Quale è la politica del governo di Erdogan verso il cristianesimo?
“A questo proposito c’è una narrativa delle parole e poi c’è la realtà dei fatti. La prima è sempre molto positiva, ottimista e bene augurante: Erdogan a parole è molto rispettoso, da anni avanza promesse sulla riapertura del seminario della Chiesa ortodossa nell’isola di Halki, per citare un esempio, o appunto sulla riconsegna al culto della chiesa di San Paolo a Tarso, ridotta a museo e dopo tante trattative concessa per celebrare la messa solo in determinate circostanze.

Ma i fatti dicono altro. Un piccolo esempio: lo scorso settembre è entrata in vigore la riforma della scuola che tra l’altro impone l’insegnamento e l’educazione religiosa coranica a tutti i tipi di scuole, di ogni ordine e grado, mentre fino a ieri era limitato ai licei religiosi. C’è chi descrive questo atteggiamento del nuovo presidente come ‘neo-ottomano’: concede ‘protezione’ alle minoranze, partecipa con magnanimità ad alcune delle loro feste religiose, ma tutto si ferma a gesti simbolici.

Nulla è stato fatto a proposito del riconoscimento di personalità giuridica della Chiesa cattolica di rito latino, questione che come accennato ha ricadute pesanti sul diritto di proprietà, sui permessi di residenza per sacerdoti stranieri, sulla possibilità di trovare un lavoro, per citare le implicazioni più gravi.
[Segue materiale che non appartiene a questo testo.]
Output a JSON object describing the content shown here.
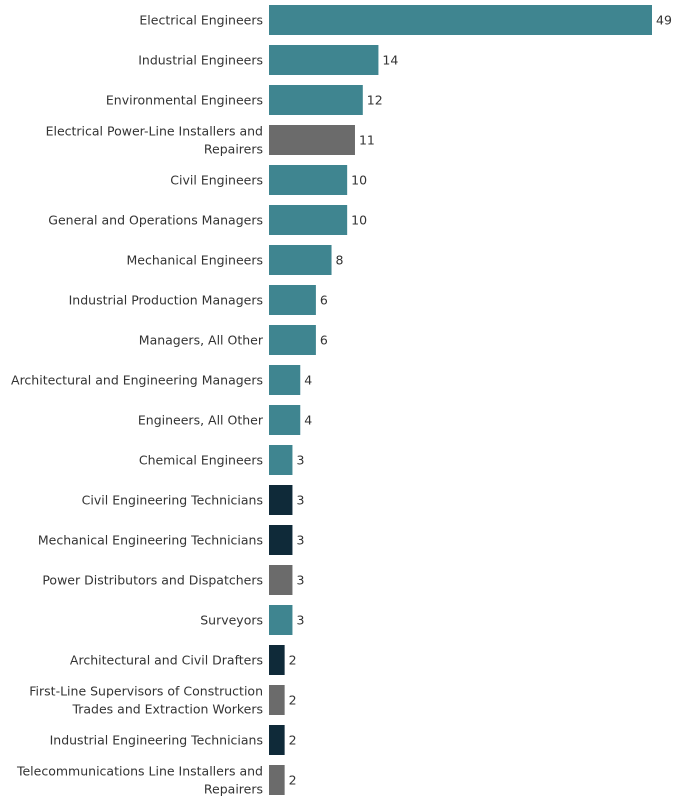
{
  "chart_data": {
    "type": "bar",
    "orientation": "horizontal",
    "title": "",
    "xlabel": "",
    "ylabel": "",
    "grid": false,
    "legend": "none",
    "xlim": [
      0,
      49
    ],
    "colors": {
      "teal": "#3f8590",
      "gray": "#6b6b6b",
      "navy": "#0f2a39"
    },
    "bars": [
      {
        "label": "Electrical Engineers",
        "value": 49,
        "color": "teal"
      },
      {
        "label": "Industrial Engineers",
        "value": 14,
        "color": "teal"
      },
      {
        "label": "Environmental Engineers",
        "value": 12,
        "color": "teal"
      },
      {
        "label": "Electrical Power-Line Installers and Repairers",
        "lines": [
          "Electrical Power-Line Installers and",
          "Repairers"
        ],
        "value": 11,
        "color": "gray"
      },
      {
        "label": "Civil Engineers",
        "value": 10,
        "color": "teal"
      },
      {
        "label": "General and Operations Managers",
        "value": 10,
        "color": "teal"
      },
      {
        "label": "Mechanical Engineers",
        "value": 8,
        "color": "teal"
      },
      {
        "label": "Industrial Production Managers",
        "value": 6,
        "color": "teal"
      },
      {
        "label": "Managers, All Other",
        "value": 6,
        "color": "teal"
      },
      {
        "label": "Architectural and Engineering Managers",
        "value": 4,
        "color": "teal"
      },
      {
        "label": "Engineers, All Other",
        "value": 4,
        "color": "teal"
      },
      {
        "label": "Chemical Engineers",
        "value": 3,
        "color": "teal"
      },
      {
        "label": "Civil Engineering Technicians",
        "value": 3,
        "color": "navy"
      },
      {
        "label": "Mechanical Engineering Technicians",
        "value": 3,
        "color": "navy"
      },
      {
        "label": "Power Distributors and Dispatchers",
        "value": 3,
        "color": "gray"
      },
      {
        "label": "Surveyors",
        "value": 3,
        "color": "teal"
      },
      {
        "label": "Architectural and Civil Drafters",
        "value": 2,
        "color": "navy"
      },
      {
        "label": "First-Line Supervisors of Construction Trades and Extraction Workers",
        "lines": [
          "First-Line Supervisors of Construction",
          "Trades and Extraction Workers"
        ],
        "value": 2,
        "color": "gray"
      },
      {
        "label": "Industrial Engineering Technicians",
        "value": 2,
        "color": "navy"
      },
      {
        "label": "Telecommunications Line Installers and Repairers",
        "lines": [
          "Telecommunications Line Installers and",
          "Repairers"
        ],
        "value": 2,
        "color": "gray"
      }
    ]
  }
}
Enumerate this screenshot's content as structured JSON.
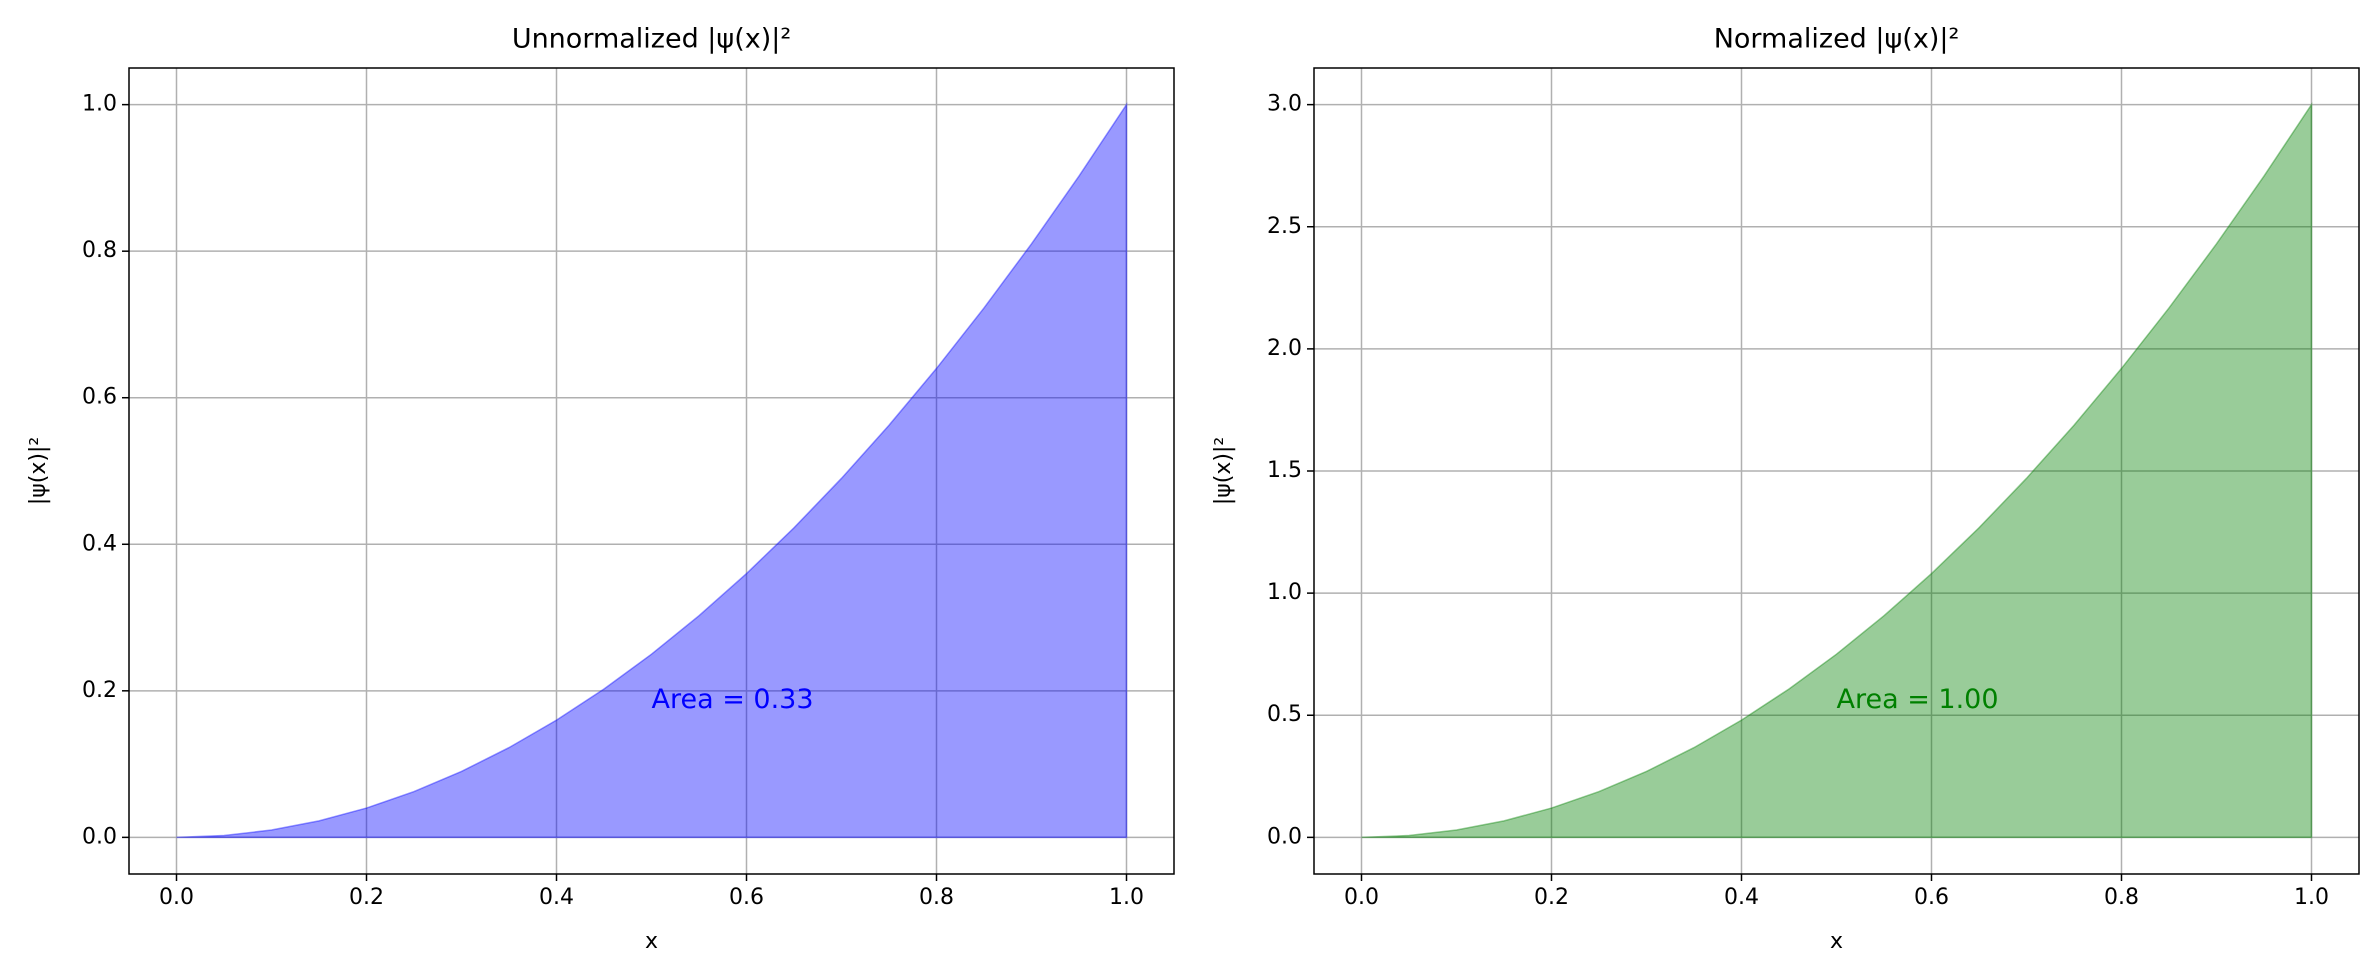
{
  "chart_data": [
    {
      "type": "area",
      "title": "Unnormalized |ψ(x)|²",
      "x_label": "x",
      "y_label": "|ψ(x)|²",
      "x": [
        0,
        0.05,
        0.1,
        0.15,
        0.2,
        0.25,
        0.3,
        0.35,
        0.4,
        0.45,
        0.5,
        0.55,
        0.6,
        0.65,
        0.7,
        0.75,
        0.8,
        0.85,
        0.9,
        0.95,
        1.0
      ],
      "values": [
        0,
        0.0025,
        0.01,
        0.0225,
        0.04,
        0.0625,
        0.09,
        0.1225,
        0.16,
        0.2025,
        0.25,
        0.3025,
        0.36,
        0.4225,
        0.49,
        0.5625,
        0.64,
        0.7225,
        0.81,
        0.9025,
        1.0
      ],
      "color": "blue",
      "alpha": 0.4,
      "annotation": "Area = 0.33",
      "xlim": [
        -0.05,
        1.05
      ],
      "ylim": [
        -0.05,
        1.05
      ],
      "xticks": [
        {
          "value": 0,
          "label": "0.0"
        },
        {
          "value": 0.2,
          "label": "0.2"
        },
        {
          "value": 0.4,
          "label": "0.4"
        },
        {
          "value": 0.6,
          "label": "0.6"
        },
        {
          "value": 0.8,
          "label": "0.8"
        },
        {
          "value": 1.0,
          "label": "1.0"
        }
      ],
      "yticks": [
        {
          "value": 0,
          "label": "0.0"
        },
        {
          "value": 0.2,
          "label": "0.2"
        },
        {
          "value": 0.4,
          "label": "0.4"
        },
        {
          "value": 0.6,
          "label": "0.6"
        },
        {
          "value": 0.8,
          "label": "0.8"
        },
        {
          "value": 1.0,
          "label": "1.0"
        }
      ],
      "grid": true
    },
    {
      "type": "area",
      "title": "Normalized |ψ(x)|²",
      "x_label": "x",
      "y_label": "|ψ(x)|²",
      "x": [
        0,
        0.05,
        0.1,
        0.15,
        0.2,
        0.25,
        0.3,
        0.35,
        0.4,
        0.45,
        0.5,
        0.55,
        0.6,
        0.65,
        0.7,
        0.75,
        0.8,
        0.85,
        0.9,
        0.95,
        1.0
      ],
      "values": [
        0,
        0.0075,
        0.03,
        0.0675,
        0.12,
        0.1875,
        0.27,
        0.3675,
        0.48,
        0.6075,
        0.75,
        0.9075,
        1.08,
        1.2675,
        1.47,
        1.6875,
        1.92,
        2.1675,
        2.43,
        2.7075,
        3.0
      ],
      "color": "green",
      "alpha": 0.4,
      "annotation": "Area = 1.00",
      "xlim": [
        -0.05,
        1.05
      ],
      "ylim": [
        -0.15,
        3.15
      ],
      "xticks": [
        {
          "value": 0,
          "label": "0.0"
        },
        {
          "value": 0.2,
          "label": "0.2"
        },
        {
          "value": 0.4,
          "label": "0.4"
        },
        {
          "value": 0.6,
          "label": "0.6"
        },
        {
          "value": 0.8,
          "label": "0.8"
        },
        {
          "value": 1.0,
          "label": "1.0"
        }
      ],
      "yticks": [
        {
          "value": 0,
          "label": "0.0"
        },
        {
          "value": 0.5,
          "label": "0.5"
        },
        {
          "value": 1.0,
          "label": "1.0"
        },
        {
          "value": 1.5,
          "label": "1.5"
        },
        {
          "value": 2.0,
          "label": "2.0"
        },
        {
          "value": 2.5,
          "label": "2.5"
        },
        {
          "value": 3.0,
          "label": "3.0"
        }
      ],
      "grid": true
    }
  ]
}
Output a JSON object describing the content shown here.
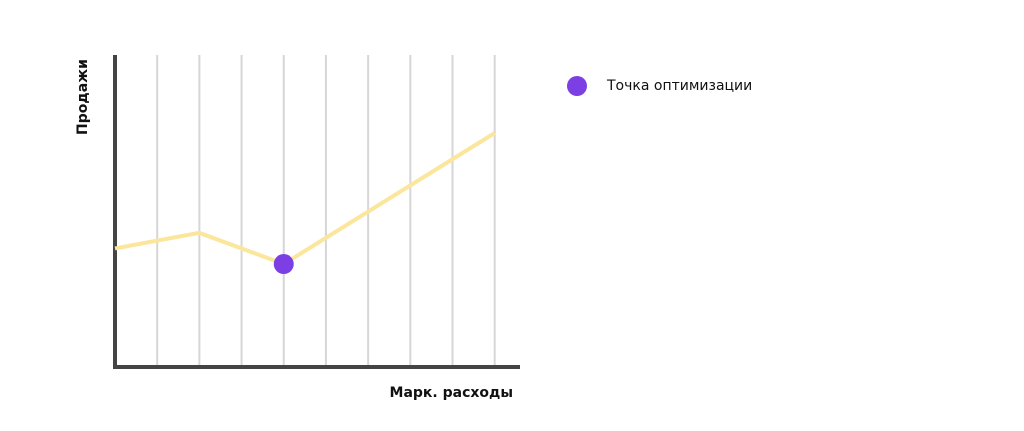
{
  "chart_data": {
    "type": "line",
    "x_label": "Марк. расходы",
    "y_label": "Продажи",
    "x": [
      0,
      2,
      4,
      9
    ],
    "series": [
      {
        "color": "#fbe69c",
        "values": [
          3.8,
          4.3,
          3.3,
          7.5
        ]
      }
    ],
    "highlight": {
      "name": "Точка оптимизации",
      "color": "#7b3fe4",
      "x": 4,
      "value": 3.3
    },
    "xlim": [
      0,
      9.6
    ],
    "ylim": [
      0,
      10
    ],
    "xticks": [
      1,
      2,
      3,
      4,
      5,
      6,
      7,
      8,
      9
    ],
    "grid": true
  }
}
Mentre il Paese continua a crescere economicamente, con l’ultima elezione diretta del presidente, Erdogan è uscito confermato nel suo potere.

Ha sbaragliato le opposizioni e in previsione c’è una riforma del sistema elettorale che gli garantirà probabilmente di restare al potere fino al 2023. Che fastidio gli può dare un piccolo resto di cristiani?”